Según recoge el libro, presentado este viernes en el Ayuntamiento por miembros de la Asociación Acacia –autora de la publicación– junto con la alcaldesa, Emma Buj, y el concejal de Medio Ambiente, José Luis Torán, la Guerra Civil y los años siguientes fueron nefastos para el arbolado de Teruel, pues la población convirtió en leña los pocos árboles que quedaron en pie para cocinar y calentarse. En los últimos años del siglo XX y principios del XXI, el urbanismo sustituyó por cemento los parterres clásicos que llenaban La Glorieta, la plaza de San Juan y la Plaza de la Marquesa.

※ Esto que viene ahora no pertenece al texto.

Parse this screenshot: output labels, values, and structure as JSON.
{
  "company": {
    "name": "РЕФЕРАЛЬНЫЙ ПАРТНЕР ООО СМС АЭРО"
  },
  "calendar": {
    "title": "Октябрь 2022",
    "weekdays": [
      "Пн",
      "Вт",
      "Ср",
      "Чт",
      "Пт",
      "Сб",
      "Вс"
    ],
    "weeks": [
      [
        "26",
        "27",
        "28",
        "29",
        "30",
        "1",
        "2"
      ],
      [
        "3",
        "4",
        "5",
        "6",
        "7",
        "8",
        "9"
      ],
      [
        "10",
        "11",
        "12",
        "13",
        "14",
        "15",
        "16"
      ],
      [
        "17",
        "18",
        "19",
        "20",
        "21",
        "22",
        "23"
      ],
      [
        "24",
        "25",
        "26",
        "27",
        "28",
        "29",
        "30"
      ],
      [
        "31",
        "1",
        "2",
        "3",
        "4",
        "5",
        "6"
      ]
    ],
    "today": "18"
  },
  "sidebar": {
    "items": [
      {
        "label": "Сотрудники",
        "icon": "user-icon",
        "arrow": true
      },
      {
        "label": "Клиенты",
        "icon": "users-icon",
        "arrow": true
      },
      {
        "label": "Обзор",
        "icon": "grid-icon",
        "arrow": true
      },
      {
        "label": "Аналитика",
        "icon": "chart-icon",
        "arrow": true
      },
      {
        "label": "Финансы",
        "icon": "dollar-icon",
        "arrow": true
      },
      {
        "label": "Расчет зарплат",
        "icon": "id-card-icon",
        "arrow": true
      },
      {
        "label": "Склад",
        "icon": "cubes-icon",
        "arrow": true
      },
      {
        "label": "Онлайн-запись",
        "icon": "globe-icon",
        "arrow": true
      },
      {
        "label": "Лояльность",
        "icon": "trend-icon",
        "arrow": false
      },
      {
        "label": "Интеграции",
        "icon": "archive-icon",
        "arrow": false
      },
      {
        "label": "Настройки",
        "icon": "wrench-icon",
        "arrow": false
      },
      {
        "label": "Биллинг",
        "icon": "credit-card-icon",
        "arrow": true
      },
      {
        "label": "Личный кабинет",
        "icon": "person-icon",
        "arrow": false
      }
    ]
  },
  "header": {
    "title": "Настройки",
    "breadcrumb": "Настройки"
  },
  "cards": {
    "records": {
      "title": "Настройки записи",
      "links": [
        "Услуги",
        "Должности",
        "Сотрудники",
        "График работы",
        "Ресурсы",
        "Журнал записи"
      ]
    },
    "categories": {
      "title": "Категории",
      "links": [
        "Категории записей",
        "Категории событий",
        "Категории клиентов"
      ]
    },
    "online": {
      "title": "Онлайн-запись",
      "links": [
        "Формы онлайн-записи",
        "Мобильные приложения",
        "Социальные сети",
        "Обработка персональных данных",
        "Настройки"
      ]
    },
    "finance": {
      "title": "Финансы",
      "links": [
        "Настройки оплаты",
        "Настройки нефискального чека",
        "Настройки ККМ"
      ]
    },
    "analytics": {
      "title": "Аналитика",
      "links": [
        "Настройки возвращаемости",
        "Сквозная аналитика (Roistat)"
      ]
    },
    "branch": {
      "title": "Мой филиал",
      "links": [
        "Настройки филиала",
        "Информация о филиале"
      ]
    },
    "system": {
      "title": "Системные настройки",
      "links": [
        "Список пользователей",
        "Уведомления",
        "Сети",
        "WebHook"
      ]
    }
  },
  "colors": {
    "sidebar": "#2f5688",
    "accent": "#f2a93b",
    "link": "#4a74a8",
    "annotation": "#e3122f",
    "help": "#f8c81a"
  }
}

La sustitución de árboles grandes por otros jóvenes, la tala de ejemplares viejos y las podas excesivas para atajar enfermedades debido a una incorrecta elección de las especies hizo, a juicio de la presidenta de Acacia, Carmen Sanz, que en décadas pasadas desapareciesen muchos ejemplares que hoy serían grandes.

Un árbol por cada seis vecinos

Actualmente hay en la ciudad de Teruel 5.750 árboles –sin contar los de las laderas repobladas y recintos ajardinados particulares– de unas 100 especies diferentes, si bien predomina el plátano de sombra. Desde Acacia subrayan que, aunque puedan parecer muchos, en realidad solo hay un árbol por cada seis habitantes, mientras la Organización Mundial de la Salud, aconseja al menos un árbol por cada tres vecinos.

La alcaldesa de Teruel, Emma Buj, alabó la labor de inventariado de árboles singulares realizada por Acacia y defendió el buen hacer del Ayuntamiento para la protección de los mismos. Según dijo, modificó el planeamiento urbanístico para que la construcción de una residencia de mayores no supusiera la tala del cedro de gran tamaño que quedaba a pocos metros del edificio. Otro cedro, el de la piscina de San Fernando, se ha conservado pese a los daños que sus raíces ocasionan en el entramado de tuberías de la zona.

El concejal de Medio Ambiente, José Luis Torán, subrayó que la flora “es importante” para el Ayuntamiento, una institución que ha apoyado la edición del libro sobre los árboles singulares de Teruel. “Queremos una ciudad un poco más verde”, remarcó el edil.